Facial recognition in British shops is a recent thing, dating back to October 2023 with the launch of Project Pegasus, a business and policing partnership aimed at tackling retail crime. As Silkie Carlo has pointed out in The Spectator, in most democratic countries, live facial recognition in shops is considered unlawful, and the Spanish data watchdog fined a supermarket €2.5 million (£2.2 million) for using it. But in this country it looks as if we’re engaged in a typically British fudge. The use of personal data is governed by data protection law and GDPR regulations so strict – consent must be ‘freely given, specific, informed, and unambiguous’ – you would think that biometric surveillance in public places would be illegal.
Yet the Information Commissioner’s Office has ruled that facial recognition can be lawful if used to detect and prevent crime, provided organisations conduct a Data Protection Impact Assessment. Reading through the ICO’s checklist, it’s easy to see how a corporation with lots of resources could easily carry out what is essentially a bureaucratic exercise and make mass surveillance ‘all right’.

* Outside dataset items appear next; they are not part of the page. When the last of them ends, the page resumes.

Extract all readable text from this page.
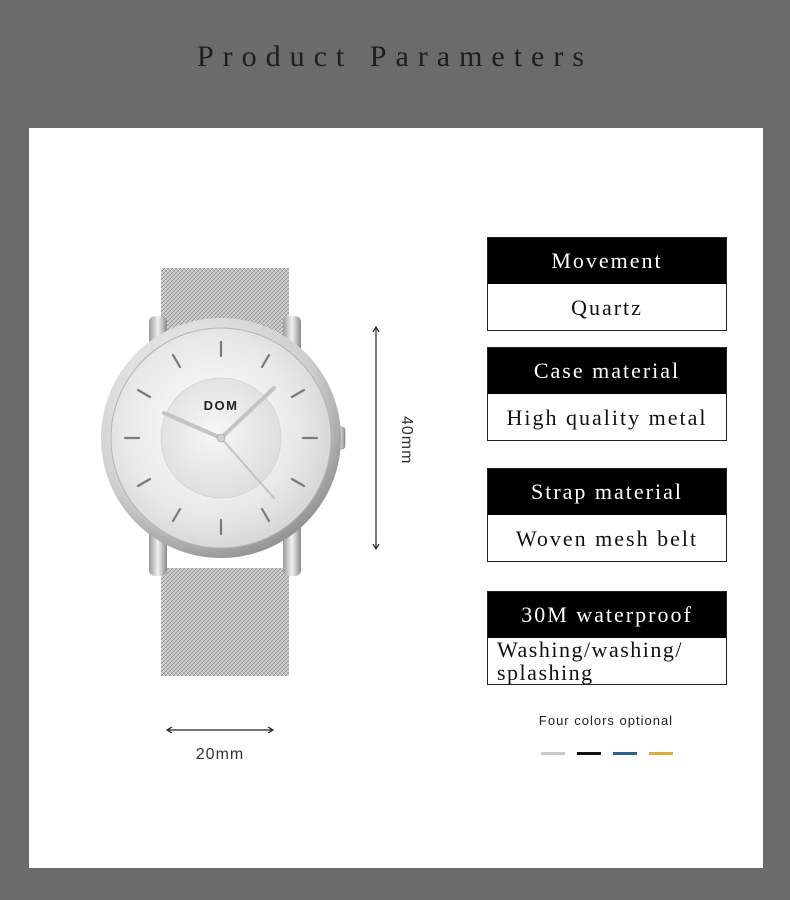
Product Parameters
DOM
40mm
20mm
Movement
Quartz
Case material
High quality metal
Strap material
Woven mesh belt
30M waterproof
Washing/washing/ splashing
Four colors optional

What is harder to see, given the low level of customer awareness at the Sydenham Sainsbury’s, is how the chain can succeed in rolling out the technology ‘intentionally and transparently so we can build confidence as we go’, as CEO Simon Roberts puts it. Clearly the supermarket bosses are hoping a softly-softly approach will win customers’ acceptance for a practice generally regarded as dystopian and unBritish.

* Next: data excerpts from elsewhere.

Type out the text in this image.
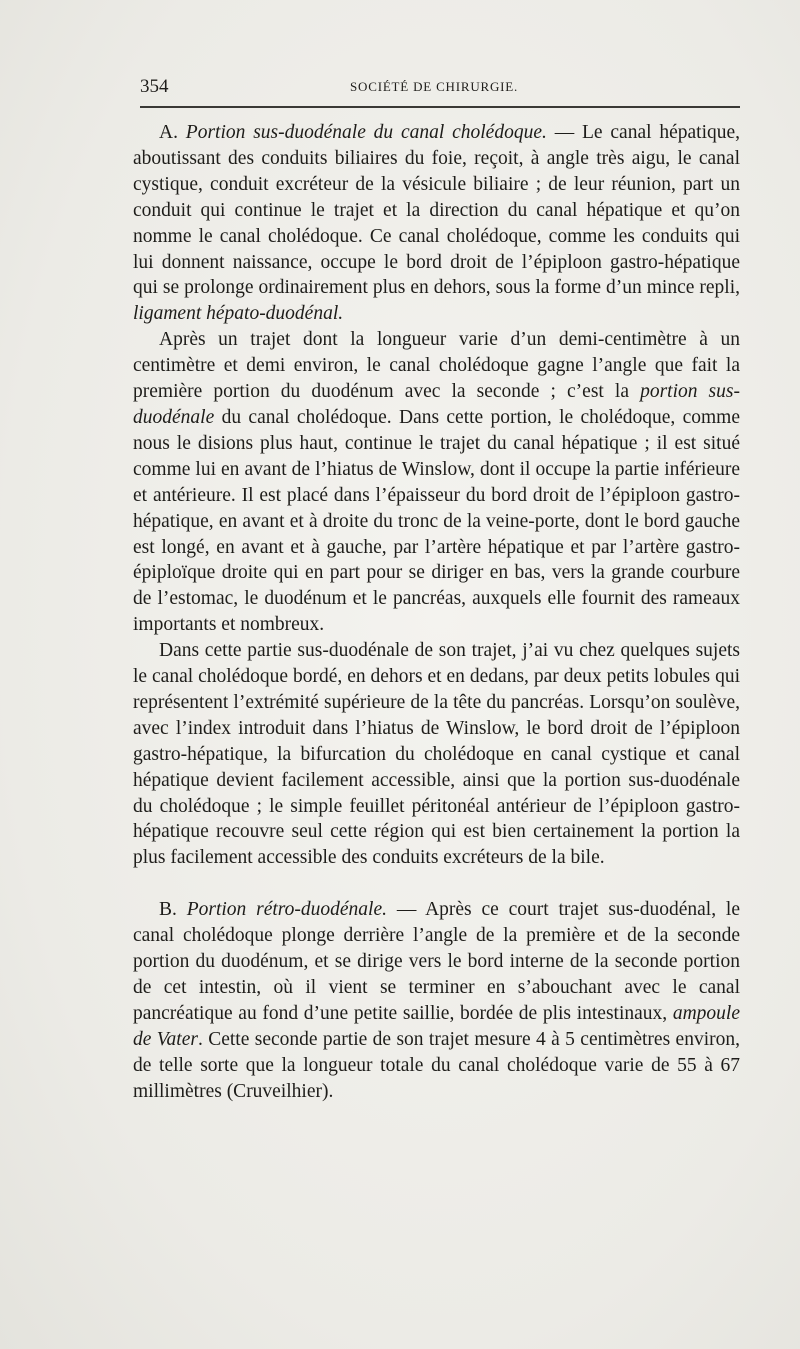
354	SOCIÉTÉ DE CHIRURGIE.

A. Portion sus-duodénale du canal cholédoque. — Le canal hépatique, aboutissant des conduits biliaires du foie, reçoit, à angle très aigu, le canal cystique, conduit excréteur de la vésicule biliaire ; de leur réunion, part un conduit qui continue le trajet et la direction du canal hépatique et qu’on nomme le canal cholédoque. Ce canal cholédoque, comme les conduits qui lui donnent naissance, occupe le bord droit de l’épiploon gastro-hépatique qui se prolonge ordinairement plus en dehors, sous la forme d’un mince repli, ligament hépato-duodénal.

Après un trajet dont la longueur varie d’un demi-centimètre à un centimètre et demi environ, le canal cholédoque gagne l’angle que fait la première portion du duodénum avec la seconde ; c’est la portion sus-duodénale du canal cholédoque. Dans cette portion, le cholédoque, comme nous le disions plus haut, continue le trajet du canal hépatique ; il est situé comme lui en avant de l’hiatus de Winslow, dont il occupe la partie inférieure et antérieure. Il est placé dans l’épaisseur du bord droit de l’épiploon gastro-hépatique, en avant et à droite du tronc de la veine-porte, dont le bord gauche est longé, en avant et à gauche, par l’artère hépatique et par l’artère gastro-épiploïque droite qui en part pour se diriger en bas, vers la grande courbure de l’estomac, le duodénum et le pancréas, auxquels elle fournit des rameaux importants et nombreux.

Dans cette partie sus-duodénale de son trajet, j’ai vu chez quelques sujets le canal cholédoque bordé, en dehors et en dedans, par deux petits lobules qui représentent l’extrémité supérieure de la tête du pancréas. Lorsqu’on soulève, avec l’index introduit dans l’hiatus de Winslow, le bord droit de l’épiploon gastro-hépatique, la bifurcation du cholédoque en canal cystique et canal hépatique devient facilement accessible, ainsi que la portion sus-duodénale du cholédoque ; le simple feuillet péritonéal antérieur de l’épiploon gastro-hépatique recouvre seul cette région qui est bien certainement la portion la plus facilement accessible des conduits excréteurs de la bile.

B. Portion rétro-duodénale. — Après ce court trajet sus-duodénal, le canal cholédoque plonge derrière l’angle de la première et de la seconde portion du duodénum, et se dirige vers le bord interne de la seconde portion de cet intestin, où il vient se terminer en s’abouchant avec le canal pancréatique au fond d’une petite saillie, bordée de plis intestinaux, ampoule de Vater. Cette seconde partie de son trajet mesure 4 à 5 centimètres environ, de telle sorte que la longueur totale du canal cholédoque varie de 55 à 67 millimètres (Cruveilhier).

Their assumption overlooks a deeper issue. The woman who told me of her deep antipathy to being surveyed at the Sydenham store was expressing an instinctual human aversion to surveillance. For decades, supermarkets have benefitted from the warm feelings that come when we obtain the necessities of life from the same familiar environment. Phrases such as ‘the weekly shop’ or ‘popping into Sainsbury’s’ are testament to a relationship in which the customer regards their chosen supermarket as a benevolent provider. Time will tell as to whether those feelings can survive a shift to panopticon-style surveillance.
The challenge for Sainsbury’s will be heightened by the possibility of innocent customers being thrown out of the store. No sooner had the company announced the extension of its facial recognition trial than the news broke of a misidentification in its Old Kent Road store. Managers are keen to attribute the mistake to human error rather than a glitch in AI. The suggestion appears to be that more staff training might be the remedy. That is unlikely to be much consolation for customers who have had similar experiences in other shops, sometimes with deleterious consequences for their mental health. Nor does the history of Facewatch, as data controller, inspire confidence. According to Big Brother Watch, in March 2023 the ICO found that the Southern Co-op’s use of facial recognition breached data protection laws in a number of ways, including failing to be transparent and limiting the storage of data.
Experimenting with what Western countries decided is a definite no-no back in the last century doesn’t sit well with me. My visit to Sainsbury’s confirmed that I want no part in the brave new world of supermarket surveillance.